The
rugged body had not one more pound of flesh than was absolutely
necessary to hold together the long, pointed bones. The bronzed,
haphazard face was dominated by a stiff comb of orange-tawny hair, which
faithfully reproduced the gaunt unloveliness of generations of Bonzags.
But there lurked in the rapid advance of the nose and the abrupt,
obstinate eyes a certain staring defiance which effectively limited the
field of comment.
At his back, the riddled silhouette of ragged towers and crumbling roof
reflected against the gentle skies something of the windy raiment of its
owner. It was a Gascon chateau, arrogant and threadbare, which had never
cried out at a wound, nor suffered the indignity of a patch.
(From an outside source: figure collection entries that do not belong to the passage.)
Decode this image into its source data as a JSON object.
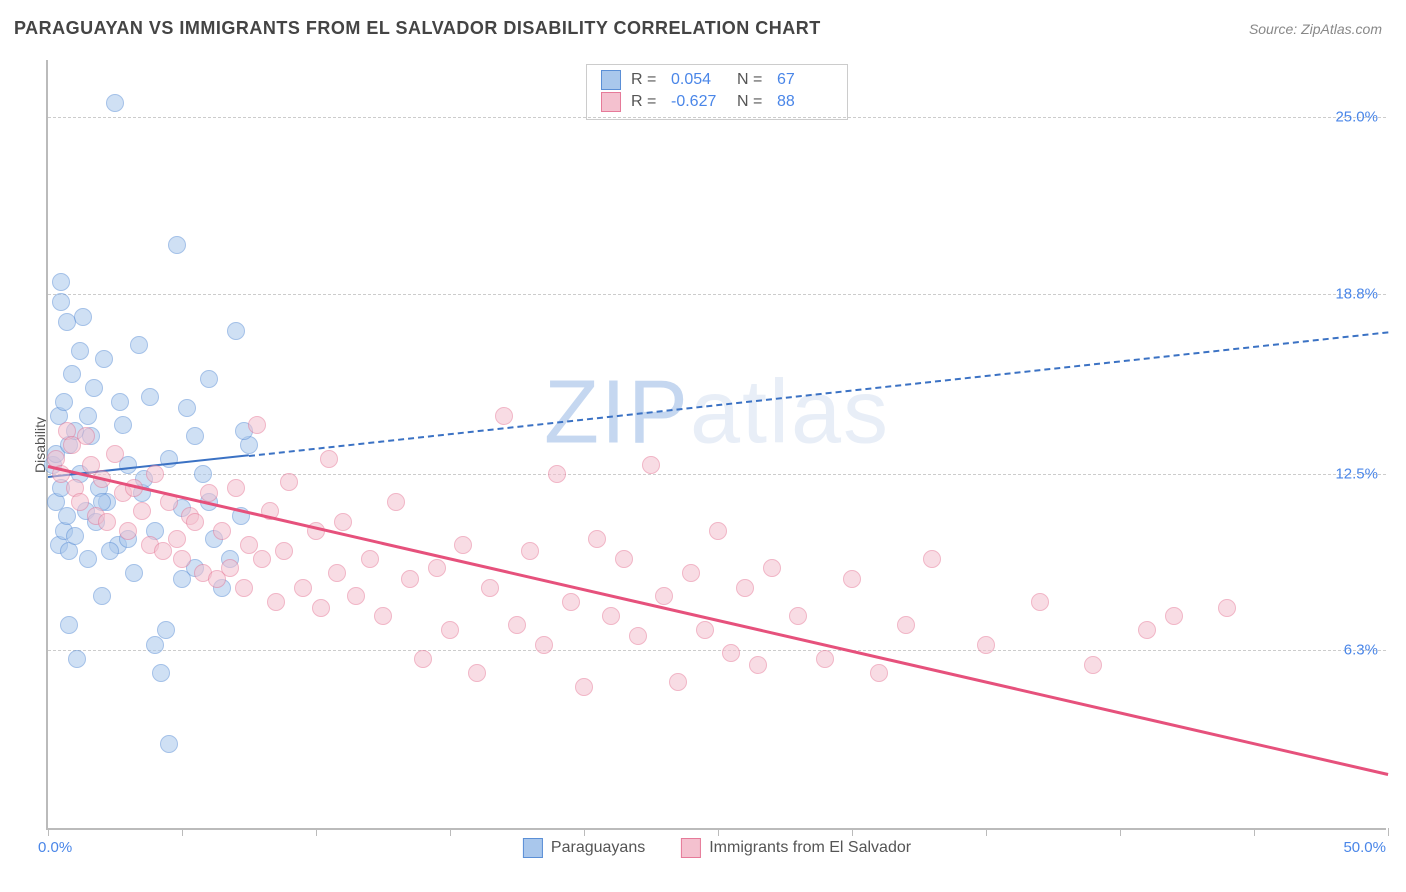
{
  "header": {
    "title": "PARAGUAYAN VS IMMIGRANTS FROM EL SALVADOR DISABILITY CORRELATION CHART",
    "source": "Source: ZipAtlas.com"
  },
  "chart": {
    "type": "scatter",
    "watermark_prefix": "ZIP",
    "watermark_suffix": "atlas",
    "ylabel": "Disability",
    "background_color": "#ffffff",
    "grid_color": "#cccccc",
    "axis_color": "#bbbbbb",
    "tick_label_color": "#4a86e8",
    "xlim": [
      0,
      50
    ],
    "ylim": [
      0,
      27
    ],
    "xticks": [
      0,
      5,
      10,
      15,
      20,
      25,
      30,
      35,
      40,
      45,
      50
    ],
    "xlabel_min": "0.0%",
    "xlabel_max": "50.0%",
    "y_gridlines": [
      {
        "value": 6.3,
        "label": "6.3%"
      },
      {
        "value": 12.5,
        "label": "12.5%"
      },
      {
        "value": 18.8,
        "label": "18.8%"
      },
      {
        "value": 25.0,
        "label": "25.0%"
      }
    ],
    "series": [
      {
        "key": "paraguayans",
        "name": "Paraguayans",
        "marker_fill": "#a9c7ec",
        "marker_stroke": "#5b8fd6",
        "line_color": "#3b72c4",
        "line_width": 2,
        "solid_x_range": [
          0,
          7.5
        ],
        "dashed_x_range": [
          7.5,
          50
        ],
        "R": "0.054",
        "N": "67",
        "trend": {
          "x1": 0,
          "y1": 12.4,
          "x2": 50,
          "y2": 17.5
        },
        "points": [
          [
            0.2,
            12.8
          ],
          [
            0.3,
            11.5
          ],
          [
            0.3,
            13.2
          ],
          [
            0.4,
            10.0
          ],
          [
            0.4,
            14.5
          ],
          [
            0.5,
            12.0
          ],
          [
            0.5,
            18.5
          ],
          [
            0.6,
            10.5
          ],
          [
            0.6,
            15.0
          ],
          [
            0.7,
            11.0
          ],
          [
            0.7,
            17.8
          ],
          [
            0.8,
            9.8
          ],
          [
            0.8,
            13.5
          ],
          [
            0.9,
            16.0
          ],
          [
            1.0,
            10.3
          ],
          [
            1.0,
            14.0
          ],
          [
            1.1,
            6.0
          ],
          [
            1.2,
            12.5
          ],
          [
            1.3,
            18.0
          ],
          [
            1.4,
            11.2
          ],
          [
            1.5,
            9.5
          ],
          [
            1.6,
            13.8
          ],
          [
            1.7,
            15.5
          ],
          [
            1.8,
            10.8
          ],
          [
            1.9,
            12.0
          ],
          [
            2.0,
            8.2
          ],
          [
            2.1,
            16.5
          ],
          [
            2.2,
            11.5
          ],
          [
            2.5,
            25.5
          ],
          [
            2.6,
            10.0
          ],
          [
            2.8,
            14.2
          ],
          [
            3.0,
            12.8
          ],
          [
            3.2,
            9.0
          ],
          [
            3.4,
            17.0
          ],
          [
            3.5,
            11.8
          ],
          [
            3.8,
            15.2
          ],
          [
            4.0,
            10.5
          ],
          [
            4.2,
            5.5
          ],
          [
            4.4,
            7.0
          ],
          [
            4.5,
            13.0
          ],
          [
            4.8,
            20.5
          ],
          [
            5.0,
            11.3
          ],
          [
            5.2,
            14.8
          ],
          [
            5.5,
            9.2
          ],
          [
            5.8,
            12.5
          ],
          [
            6.0,
            15.8
          ],
          [
            6.2,
            10.2
          ],
          [
            6.5,
            8.5
          ],
          [
            7.0,
            17.5
          ],
          [
            7.2,
            11.0
          ],
          [
            7.5,
            13.5
          ],
          [
            0.5,
            19.2
          ],
          [
            0.8,
            7.2
          ],
          [
            1.2,
            16.8
          ],
          [
            1.5,
            14.5
          ],
          [
            2.0,
            11.5
          ],
          [
            2.3,
            9.8
          ],
          [
            2.7,
            15.0
          ],
          [
            3.0,
            10.2
          ],
          [
            3.6,
            12.3
          ],
          [
            4.0,
            6.5
          ],
          [
            4.5,
            3.0
          ],
          [
            5.0,
            8.8
          ],
          [
            5.5,
            13.8
          ],
          [
            6.0,
            11.5
          ],
          [
            6.8,
            9.5
          ],
          [
            7.3,
            14.0
          ]
        ]
      },
      {
        "key": "el_salvador",
        "name": "Immigrants from El Salvador",
        "marker_fill": "#f4c1cf",
        "marker_stroke": "#e67a99",
        "line_color": "#e6517c",
        "line_width": 3,
        "solid_x_range": [
          0,
          50
        ],
        "dashed_x_range": null,
        "R": "-0.627",
        "N": "88",
        "trend": {
          "x1": 0,
          "y1": 12.8,
          "x2": 50,
          "y2": 2.0
        },
        "points": [
          [
            0.3,
            13.0
          ],
          [
            0.5,
            12.5
          ],
          [
            0.7,
            14.0
          ],
          [
            0.9,
            13.5
          ],
          [
            1.0,
            12.0
          ],
          [
            1.2,
            11.5
          ],
          [
            1.4,
            13.8
          ],
          [
            1.6,
            12.8
          ],
          [
            1.8,
            11.0
          ],
          [
            2.0,
            12.3
          ],
          [
            2.2,
            10.8
          ],
          [
            2.5,
            13.2
          ],
          [
            2.8,
            11.8
          ],
          [
            3.0,
            10.5
          ],
          [
            3.2,
            12.0
          ],
          [
            3.5,
            11.2
          ],
          [
            3.8,
            10.0
          ],
          [
            4.0,
            12.5
          ],
          [
            4.3,
            9.8
          ],
          [
            4.5,
            11.5
          ],
          [
            4.8,
            10.2
          ],
          [
            5.0,
            9.5
          ],
          [
            5.3,
            11.0
          ],
          [
            5.5,
            10.8
          ],
          [
            5.8,
            9.0
          ],
          [
            6.0,
            11.8
          ],
          [
            6.3,
            8.8
          ],
          [
            6.5,
            10.5
          ],
          [
            6.8,
            9.2
          ],
          [
            7.0,
            12.0
          ],
          [
            7.3,
            8.5
          ],
          [
            7.5,
            10.0
          ],
          [
            7.8,
            14.2
          ],
          [
            8.0,
            9.5
          ],
          [
            8.3,
            11.2
          ],
          [
            8.5,
            8.0
          ],
          [
            8.8,
            9.8
          ],
          [
            9.0,
            12.2
          ],
          [
            9.5,
            8.5
          ],
          [
            10.0,
            10.5
          ],
          [
            10.2,
            7.8
          ],
          [
            10.5,
            13.0
          ],
          [
            10.8,
            9.0
          ],
          [
            11.0,
            10.8
          ],
          [
            11.5,
            8.2
          ],
          [
            12.0,
            9.5
          ],
          [
            12.5,
            7.5
          ],
          [
            13.0,
            11.5
          ],
          [
            13.5,
            8.8
          ],
          [
            14.0,
            6.0
          ],
          [
            14.5,
            9.2
          ],
          [
            15.0,
            7.0
          ],
          [
            15.5,
            10.0
          ],
          [
            16.0,
            5.5
          ],
          [
            16.5,
            8.5
          ],
          [
            17.0,
            14.5
          ],
          [
            17.5,
            7.2
          ],
          [
            18.0,
            9.8
          ],
          [
            18.5,
            6.5
          ],
          [
            19.0,
            12.5
          ],
          [
            19.5,
            8.0
          ],
          [
            20.0,
            5.0
          ],
          [
            20.5,
            10.2
          ],
          [
            21.0,
            7.5
          ],
          [
            21.5,
            9.5
          ],
          [
            22.0,
            6.8
          ],
          [
            22.5,
            12.8
          ],
          [
            23.0,
            8.2
          ],
          [
            23.5,
            5.2
          ],
          [
            24.0,
            9.0
          ],
          [
            24.5,
            7.0
          ],
          [
            25.0,
            10.5
          ],
          [
            25.5,
            6.2
          ],
          [
            26.0,
            8.5
          ],
          [
            26.5,
            5.8
          ],
          [
            27.0,
            9.2
          ],
          [
            28.0,
            7.5
          ],
          [
            29.0,
            6.0
          ],
          [
            30.0,
            8.8
          ],
          [
            31.0,
            5.5
          ],
          [
            32.0,
            7.2
          ],
          [
            33.0,
            9.5
          ],
          [
            35.0,
            6.5
          ],
          [
            37.0,
            8.0
          ],
          [
            39.0,
            5.8
          ],
          [
            41.0,
            7.0
          ],
          [
            42.0,
            7.5
          ],
          [
            44.0,
            7.8
          ]
        ]
      }
    ]
  },
  "stats_labels": {
    "R": "R =",
    "N": "N ="
  },
  "legend": {
    "item1": "Paraguayans",
    "item2": "Immigrants from El Salvador"
  }
}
About it
and through it, hundreds of swallows, its natural inheritors, crossed
and recrossed in their vacillating flight.
Out of the obscurity of the green pastures that melted away into the
near woods, the voice of a woman suddenly rose in a tender laugh.
The Comte de Bonzag sat bolt upright, dislodging from his lap a black
spaniel, who tumbled on a matronly hound, whose startled yelp of
indignation caused the esplanade to vibrate with dogs, that, scurrying
from every cranny, assembled in an expectant circle, and waited with
hungry tongues the intentions of their master.